AK: What’s one of the most puzzling stories from your colorful past? Most dangerous? Funniest?

JR: The most puzzling story involved a case I worked on in Arizona from roughly 1986 to 1991, while I was an Assistant Attorney General with the Organized Crime and Racketeering Division of the Arizona Attorney General’s Office. I was also cross-designated as an investigator for that office because of my prior law enforcement experience, and during the period when I worked for the AG’s Office I planned and directed a number of major undercover investigations, many of which involved organized crime. In 1986, on the anniversary of the murder of Donald Bolles, an investigative reporter who’d been assassinated ten years earlier in Phoenix, my boss asked me to take a look at what had been, for years, an inactive case. I worked on it over a five year period, and took it from a dead file to a point where I was able to indict several people for participating in the murder, or for participating in an elaborate conspiracy to cover up the reasons for Bolles’ murder–which apparently was motivated by Bolle’s discovery of some sort of connection between members of the Mafia and some very prominent Arizona political figures. Unfortunately, in 1991 the sitting Attorney General retired, and a new AG, who was a close friend of a suspect I was investigating, was elected. I was fired on his first day in office, and the investigation was closed, so I was never able to complete the investigation. Working on that case was one of the most fascinating things I’ve ever done, though–searching for the truth was like peeling away the layers of an onion.

My most dangerous experience–or at least my scariest–occurred when I was a rookie police officer, fresh out of the police academy and riding with a training officer. This was back in the 1970s, before police officers carried personal radios–our only means of contact with the station was through the radio in our squad car. One night we received a call to meet a man who’d been assaulted–the sort of vague call that could mean almost anything. It turned out, when we met the complainant, that he’d been accosted at gunpoint by a deranged neighbor, who’d locked him in the trunk of his car and absconded with the victim’s wife and infant child. After we arrived to back him up, the victim–who’d managed to free himself from the trunk of his car–led us down the street to his neighbor’s house, and before we could stop him, kicked in the front door. Inside, his wife was lying dead on the floor, shot in the head, and his child was on the floor beside her, crying.

My training officer told me to go the car and call for back-up and an ambulance. “I can’t,” I told him, “I don’t know where we are.” I had not yet learned the police trick of always noting where you are. So my partner told me, “I’ll go call in. You search the house and see if the killer’s still here,” and ran back to the squad car, taking the husband, who was in shock, and the child with him.

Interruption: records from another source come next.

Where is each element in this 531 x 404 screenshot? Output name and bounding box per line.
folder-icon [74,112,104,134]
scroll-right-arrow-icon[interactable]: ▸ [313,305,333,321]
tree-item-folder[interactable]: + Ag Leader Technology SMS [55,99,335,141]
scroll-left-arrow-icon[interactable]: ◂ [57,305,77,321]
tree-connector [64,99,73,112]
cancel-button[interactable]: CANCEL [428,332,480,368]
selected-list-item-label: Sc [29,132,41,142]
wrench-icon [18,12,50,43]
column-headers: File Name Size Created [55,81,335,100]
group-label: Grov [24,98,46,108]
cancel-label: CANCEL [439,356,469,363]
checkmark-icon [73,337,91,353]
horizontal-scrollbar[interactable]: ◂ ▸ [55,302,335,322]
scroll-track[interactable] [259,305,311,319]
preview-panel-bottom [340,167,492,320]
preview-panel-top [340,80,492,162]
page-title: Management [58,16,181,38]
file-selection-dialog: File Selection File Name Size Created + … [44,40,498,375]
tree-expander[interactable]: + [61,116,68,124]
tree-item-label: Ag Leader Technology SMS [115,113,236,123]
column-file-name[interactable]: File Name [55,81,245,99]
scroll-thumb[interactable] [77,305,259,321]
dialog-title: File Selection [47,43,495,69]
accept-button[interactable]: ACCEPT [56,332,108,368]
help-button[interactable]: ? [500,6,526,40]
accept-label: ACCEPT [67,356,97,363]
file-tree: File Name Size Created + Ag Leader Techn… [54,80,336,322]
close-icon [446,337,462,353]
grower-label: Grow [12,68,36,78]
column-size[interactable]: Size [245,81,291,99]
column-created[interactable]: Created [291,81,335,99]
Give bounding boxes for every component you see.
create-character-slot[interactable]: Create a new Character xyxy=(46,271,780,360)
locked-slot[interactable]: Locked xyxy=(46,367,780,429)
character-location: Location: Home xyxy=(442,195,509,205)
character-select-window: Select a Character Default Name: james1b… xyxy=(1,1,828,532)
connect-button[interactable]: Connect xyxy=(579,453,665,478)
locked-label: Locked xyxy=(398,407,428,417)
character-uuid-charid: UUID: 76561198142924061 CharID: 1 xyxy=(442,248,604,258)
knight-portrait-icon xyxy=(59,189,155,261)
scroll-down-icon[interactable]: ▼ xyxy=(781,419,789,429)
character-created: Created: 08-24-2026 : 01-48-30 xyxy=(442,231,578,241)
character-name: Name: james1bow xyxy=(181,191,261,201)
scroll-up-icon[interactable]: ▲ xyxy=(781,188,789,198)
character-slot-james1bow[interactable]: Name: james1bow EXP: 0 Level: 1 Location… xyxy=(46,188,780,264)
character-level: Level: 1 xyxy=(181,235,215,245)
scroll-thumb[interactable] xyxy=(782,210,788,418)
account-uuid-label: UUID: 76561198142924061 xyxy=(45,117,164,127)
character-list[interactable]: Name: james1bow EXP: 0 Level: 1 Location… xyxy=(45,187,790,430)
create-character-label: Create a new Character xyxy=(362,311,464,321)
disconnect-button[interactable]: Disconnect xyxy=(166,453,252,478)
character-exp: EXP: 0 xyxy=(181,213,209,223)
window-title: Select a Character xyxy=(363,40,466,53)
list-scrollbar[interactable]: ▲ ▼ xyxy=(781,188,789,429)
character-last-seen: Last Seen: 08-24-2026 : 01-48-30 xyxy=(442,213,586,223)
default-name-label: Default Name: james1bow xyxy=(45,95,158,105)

I’d never been so frightened in my life, but I searched the house, room by room, and determined that no one was there. When I reached the back of the house, I shined my flashlight out the back door into the pitch black back yard, and could see nothing, but figured I’d done my duty by clearing the house.

When daylight came, the crime scene crew found another dead woman in the back yard. The suspect had literally gone crazy that night, and ended up killing three women he felt had wronged him. While I’d been searching his house, he’d been driving across town, headed toward the home of his third victim.

My funniest experience also happened when I was a police officer. Once I caught a burglar in a house he’d broken into, but he escaped before I could arrest him and took off running. I chased him for a while, but I was weighted down with my dress oxford shoes we had to wear as part of our uniform, plus the pounds of equipment police wear on their belts. In frustration, I yelled, “Stop, or I’ll shoot!” The suspect stopped–only briefly–turned back toward me, said, “No you won’t,” then kept going.